Clicking the Backup button will bring you through a short series of steps. At the first run, you will be asked where to backup your files/folders. Other than your local hard disk, you can select an external drive, connect to Amazon S3 or even backup to your own FTP server.


Next, it will prompt you to select the folder to backup. By default, the Home folder is automatically included in the backup list. You can remove it or add new folder to the list.


Deja dup comes with encryption support so you can backup and encrypt your files. If you have enabled encryption, it will prompt you for a password. Once the password is provided, it will proceed to backup the files/folders.


This is what you will see after the backup.

Restoring files

The Restoration process is even easier. Just click the Restore button and it will check your backup folder for previous backup.
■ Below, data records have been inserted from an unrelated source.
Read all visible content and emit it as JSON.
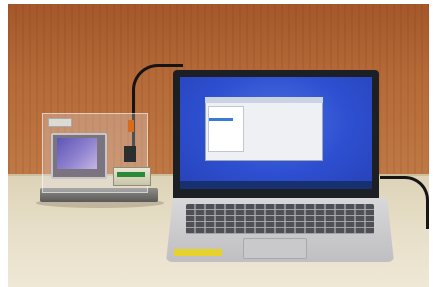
{
  "scene": {
    "description_colors": {
      "wall": "#b4683a",
      "table": "#e8dfc9",
      "laptop_screen": "#2d4fd0",
      "display_screen": "#7a6fc4",
      "laptop_body": "#cfcfd2"
    }
  }
}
Next, it will ask if you want to restore to the original location or another folder. Once you picked your choice, the restoration will start.


What is missing from Deja Dup?

Deja Dup also comes with a schedule backup feature where you can schedule the backup to run at regular interval. However, it doesn’t come with the incremental backup. Everytime you perform a backup, it will encrypt the whole folder and dump to the backup location. it would be good if it can detect what have changed since the last backup and backup only the changed files. Update: Deja Dup does come with incremental backup feature.

If you are not particularly concern about the incremental backup feature, Deja Dup Backup Tool can be a really simple backup tool. it may not have complicated features, but it works reasonably well, and best of all, it is really easy to use. What do you think? Is such a simple backup tool sufficient for you?